The human cost is heartbreaking: here, a 10-year-old with a blood sugar of 400; there, a middle-aged woman who’s had a mild stroke and is blind in one eye; over there, a man on dialysis whose foot has been amputated. A New York endocrinologist predicted the likely condition of the American workforce in 50 years, if things don’t change: “fat, one-legged, and blind.”

Diabetes is the main cause of blindness in adults, not only because of cataracts but also because of retinopathy (pathological changes in blood vessels in the retina). The only treatments are laser surgery and drugs injected into the eyeball.

One middle-aged woman, whom we’ll call Cecelia M, has had overt diabetes for 10 years.
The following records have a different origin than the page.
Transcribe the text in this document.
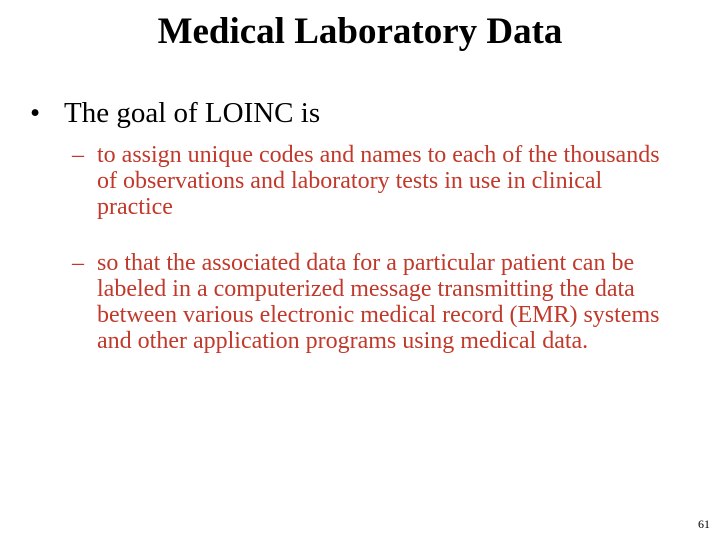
Medical Laboratory Data
• The goal of LOINC is
– to assign unique codes and names to each of the thousands of observations and laboratory tests in use in clinical practice
– so that the associated data for a particular patient can be labeled in a computerized message transmitting the data between various electronic medical record (EMR) systems and other application programs using medical data.
61
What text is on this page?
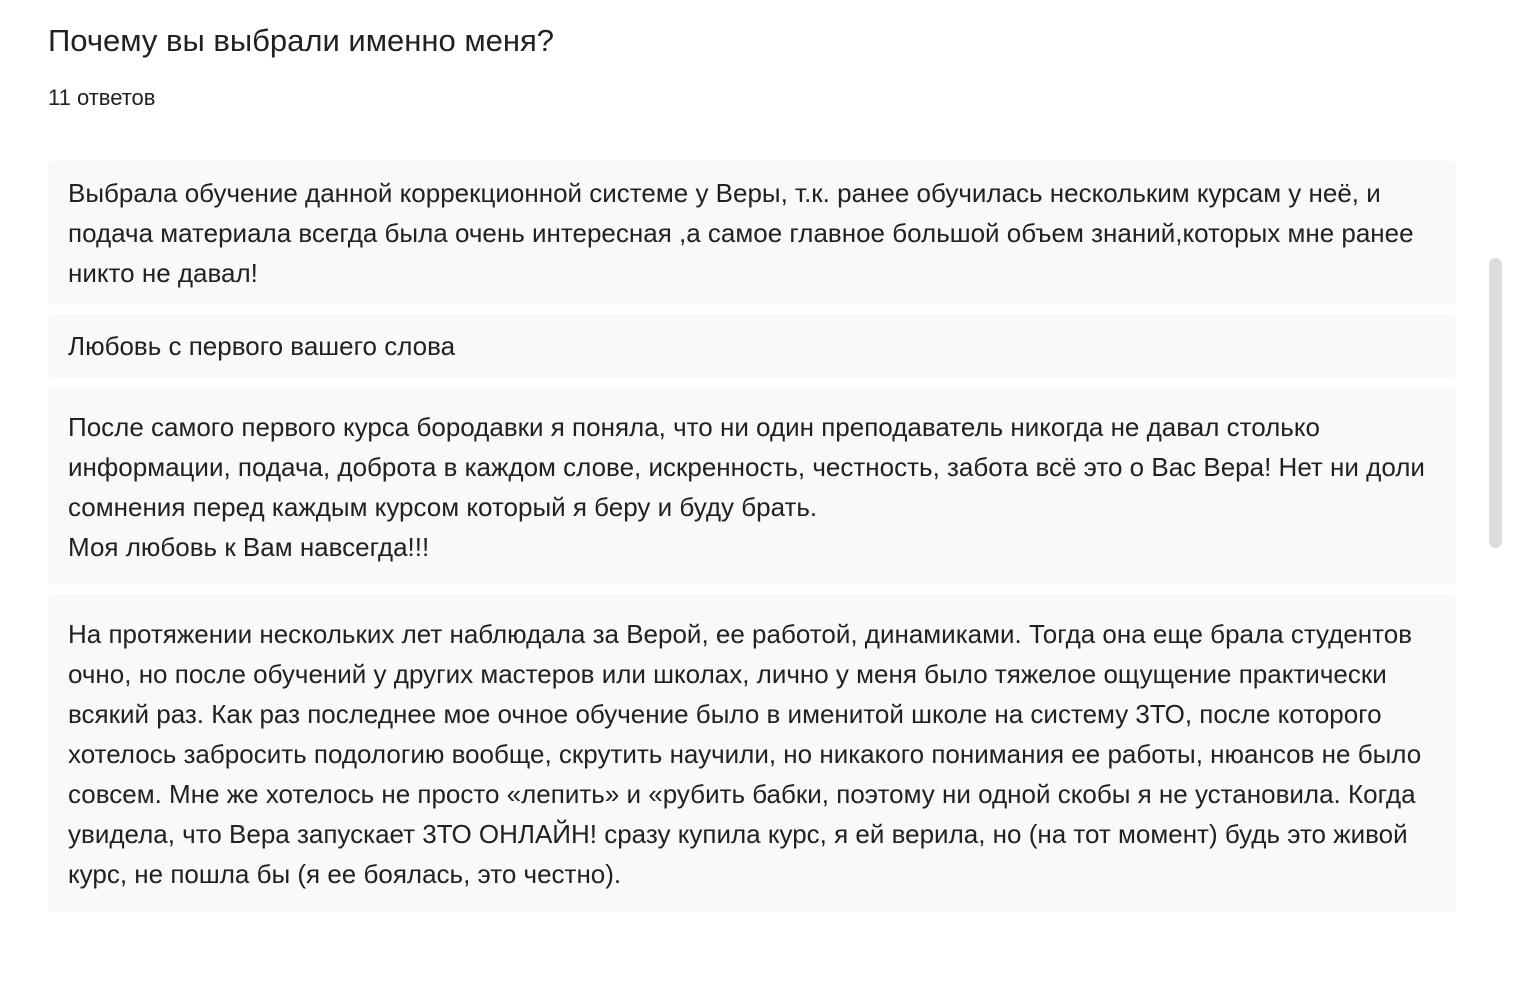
Почему вы выбрали именно меня?
11 ответов
Выбрала обучение данной коррекционной системе у Веры, т.к. ранее обучилась нескольким курсам у неё, и подача материала всегда была очень интересная ,а самое главное большой объем знаний,которых мне ранее никто не давал!
Любовь с первого вашего слова
После самого первого курса бородавки я поняла, что ни один преподаватель никогда не давал столько информации, подача, доброта в каждом слове, искренность, честность, забота всё это о Вас Вера! Нет ни доли сомнения перед каждым курсом который я беру и буду брать.
Моя любовь к Вам навсегда!!!
На протяжении нескольких лет наблюдала за Верой, ее работой, динамиками. Тогда она еще брала студентов очно, но после обучений у других мастеров или школах, лично у меня было тяжелое ощущение практически всякий раз. Как раз последнее мое очное обучение было в именитой школе на систему 3ТО, после которого хотелось забросить подологию вообще, скрутить научили, но никакого понимания ее работы, нюансов не было совсем. Мне же хотелось не просто «лепить» и «рубить бабки, поэтому ни одной скобы я не установила. Когда увидела, что Вера запускает 3ТО ОНЛАЙН! сразу купила курс, я ей верила, но (на тот момент) будь это живой курс, не пошла бы (я ее боялась, это честно).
A vision specialist by profession, she was slowly going blind from retinopathy. After starting a nutritional supplement program that included 1000 mg of lipoic acid daily, she got good news from her laser surgeon: “Keep up whatever you’re doing, because the degeneration has slowed way down.” She doesn’t know which element of a complex program may have helped her, so she doesn’t dare quit any of her supplements.

 

Caution: If you have diabetes, do not take any supplement that may affect your blood sugar levels without first consulting your physician. Diabetes is a serious disease requiring careful professional management.

 


Dr. Richard P. Huemer received his M.D. from UCLA and did postdoctoral research in cancer immunology at CalTech. He has specialized in orthomolecular medicine for most of his career, has written and lectured extensively on alternative medicine, and has served on the editorial boards of professional journals. His published books include The Roots of Molecular Medicine: A Tribute to Linus Pauling and, with coauthor Jack Challem, The Natural Health Guide to Beating the Supergerms.